I find there are lots of anecdotes of over diagnosed disabilities allowing unfair advantage, but very little actual data supporting that.
Generally these students only get extra time on high stakes tests, not all of their work. They are meeting deadlines in real world things like projects, assignments, etc.
This 100 percent. My son receives accomodations for dyslexia. There are studies indicating that 20 percent of the population is dyslexic. His college required him to submit a full neuro psych evaluation with results from a battery of testing. He couldn’t just submit a doctor’s note. No doubt there are people out there who game the system. That was a big part of the varsity blues scandal where unscrupulous doctors were giving false diagnoses to wealthy clients. My issue with the Atlantic article is that there seems to be a lack of recognition of invisible disabilities. … and to answer @tsbna44’s question my kid functions very well in the workplace. He meets deadlines. He has never had a situation where a boss is expecting him to write an essay in an hour.

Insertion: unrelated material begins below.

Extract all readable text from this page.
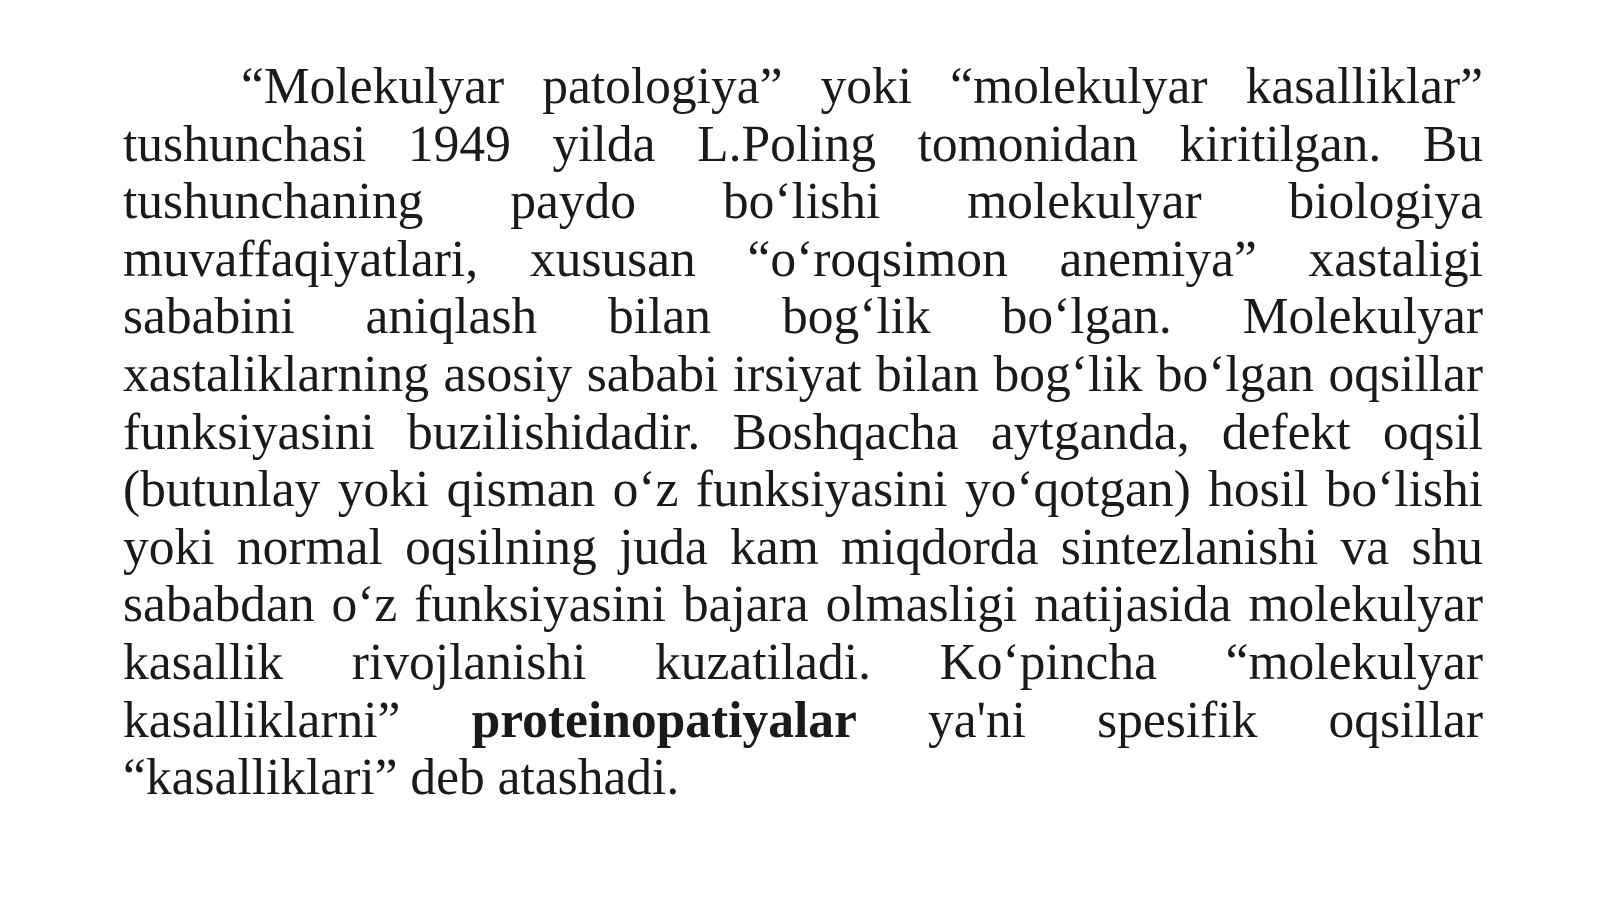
“Molekulyar patologiya” yoki “molekulyar kasalliklar” tushunchasi 1949 yilda L.Poling tomonidan kiritilgan. Bu tushunchaning paydo bo‘lishi molekulyar biologiya muvaffaqiyatlari, xususan “o‘roqsimon anemiya” xastaligi sababini aniqlash bilan bog‘lik bo‘lgan. Molekulyar xastaliklarning asosiy sababi irsiyat bilan bog‘lik bo‘lgan oqsillar funksiyasini buzilishidadir. Boshqacha aytganda, defekt oqsil (butunlay yoki qisman o‘z funksiyasini yo‘qotgan) hosil bo‘lishi yoki normal oqsilning juda kam miqdorda sintezlanishi va shu sababdan o‘z funksiyasini bajara olmasligi natijasida molekulyar kasallik rivojlanishi kuzatiladi. Ko‘pincha “molekulyar kasalliklarni” proteinopatiyalar ya'ni spesifik oqsillar “kasalliklari” deb atashadi.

Seems like that means that it helps for the parents to have money and time to deal with this, which means that it is not surprising that accommodations are more common in high SES high schools than low SES high schools.

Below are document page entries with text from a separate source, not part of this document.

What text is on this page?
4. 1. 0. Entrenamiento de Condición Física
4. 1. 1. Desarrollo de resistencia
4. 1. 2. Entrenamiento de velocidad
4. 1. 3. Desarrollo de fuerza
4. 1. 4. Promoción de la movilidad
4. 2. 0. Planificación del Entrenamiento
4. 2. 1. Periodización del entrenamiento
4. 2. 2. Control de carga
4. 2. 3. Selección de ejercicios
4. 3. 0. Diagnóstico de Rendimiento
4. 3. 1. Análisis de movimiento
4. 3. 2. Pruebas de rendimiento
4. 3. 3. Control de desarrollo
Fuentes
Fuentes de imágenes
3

Yes, not only is it difficult to get insurance to cover neuro-pysch testing, which can be $2-5k for each testing period - you may also have to hire an outside legal advocate (more $$$) to actually get your school district to agree to the accommodation recommendations at your IEP meetings.

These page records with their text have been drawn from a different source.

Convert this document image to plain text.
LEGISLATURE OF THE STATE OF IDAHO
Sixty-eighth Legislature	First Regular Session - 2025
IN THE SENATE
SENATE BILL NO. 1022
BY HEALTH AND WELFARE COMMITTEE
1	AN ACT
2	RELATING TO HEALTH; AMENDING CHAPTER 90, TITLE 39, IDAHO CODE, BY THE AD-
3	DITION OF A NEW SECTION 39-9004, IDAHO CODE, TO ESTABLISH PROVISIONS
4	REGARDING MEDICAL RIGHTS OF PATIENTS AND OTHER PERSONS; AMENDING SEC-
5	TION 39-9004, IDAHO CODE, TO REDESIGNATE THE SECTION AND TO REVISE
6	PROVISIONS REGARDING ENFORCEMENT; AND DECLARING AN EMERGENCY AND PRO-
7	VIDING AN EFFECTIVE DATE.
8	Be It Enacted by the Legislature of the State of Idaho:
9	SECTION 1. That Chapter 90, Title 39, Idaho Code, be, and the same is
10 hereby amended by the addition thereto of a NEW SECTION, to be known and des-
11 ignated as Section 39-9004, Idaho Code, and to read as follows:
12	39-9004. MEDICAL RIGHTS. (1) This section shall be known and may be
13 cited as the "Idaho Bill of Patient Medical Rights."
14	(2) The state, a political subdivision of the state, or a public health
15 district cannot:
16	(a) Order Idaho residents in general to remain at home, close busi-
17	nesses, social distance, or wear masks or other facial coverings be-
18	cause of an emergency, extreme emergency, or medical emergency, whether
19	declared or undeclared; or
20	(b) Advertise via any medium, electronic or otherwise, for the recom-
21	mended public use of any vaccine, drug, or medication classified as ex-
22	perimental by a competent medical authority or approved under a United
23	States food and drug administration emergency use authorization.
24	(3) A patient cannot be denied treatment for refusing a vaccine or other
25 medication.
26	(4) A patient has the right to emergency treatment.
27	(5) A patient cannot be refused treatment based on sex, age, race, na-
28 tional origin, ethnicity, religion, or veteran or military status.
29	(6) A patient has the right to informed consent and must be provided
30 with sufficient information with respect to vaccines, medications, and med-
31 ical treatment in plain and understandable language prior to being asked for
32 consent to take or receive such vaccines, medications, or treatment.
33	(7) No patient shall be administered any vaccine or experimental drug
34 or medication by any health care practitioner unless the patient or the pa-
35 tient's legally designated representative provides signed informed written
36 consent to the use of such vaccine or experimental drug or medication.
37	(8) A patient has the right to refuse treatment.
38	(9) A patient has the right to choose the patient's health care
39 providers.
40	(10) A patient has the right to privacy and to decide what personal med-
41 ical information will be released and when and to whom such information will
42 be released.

Not to mention, depending on where you live - getting a testing appointment can be a 6-9 month wait. Testing can take several days and then results usually take 4-8 weeks to fully get written up.
It is not uncommon for it to take 1-2 years after a parent, teacher or other person identifies a potential issue for a child to start receiving accommodations. And that’s if the family has the time and resources to be able to pursue testing and make sure accommodations are being provided, and nothing else delays forward progress.
I couldn’t read more than the beginning of the article due to paywall. Does it actually parse out what percentage of those students have extra time on tests accommodations vs other accommodations? The headline and the first few lines seem to conflate those things or obfuscate the information. Not all students with disabilities, even mental health ones like anxiety or depression, get extra time on tests as an accommodation. But, it felt like they were trying to suggest we should assume almost all of that 38% at Stanford for example do. I’d want to see data before jumping to that conclusion.
Also, as someone who was diagnosed with ADHD as an adult, I can attest to the notion that there was severe underdiagnosis of invisible disabilities until recent decades. When I attended my first living with ADHD classes, there were a ton of middle age and beyond high performing people who never got diagnosed and just had to grit it out for years. A significant part of the uptick is recognizing what was always there.
Speaking of UC Berkeley specifically, I am not sure I would say that this number has “soared.” Here is some data from the DSP (and please do go ahead and click, it’s interesting because it also lists types of disability and types of services offered): Annual Report and Data | Disabled Students' Program
I compared the numbers from the DSP page to enrollment numbers:
Year
Total Enrollment
Students served by DSP
Percentage
2024
45882
5711
12.45%
2023
45699
5273
11.54%
2022
45307
4920
10.86%
2021
45057
4585
10.18%
2020
42347
4153
9.81%
I did not list 2025 because I don’t have the number for total enrollment this year, however from the DSP page we do have the total number of students served by DSP this year, which is not a big increase over last year (5737 for 2025 vs. 5711 for 2024).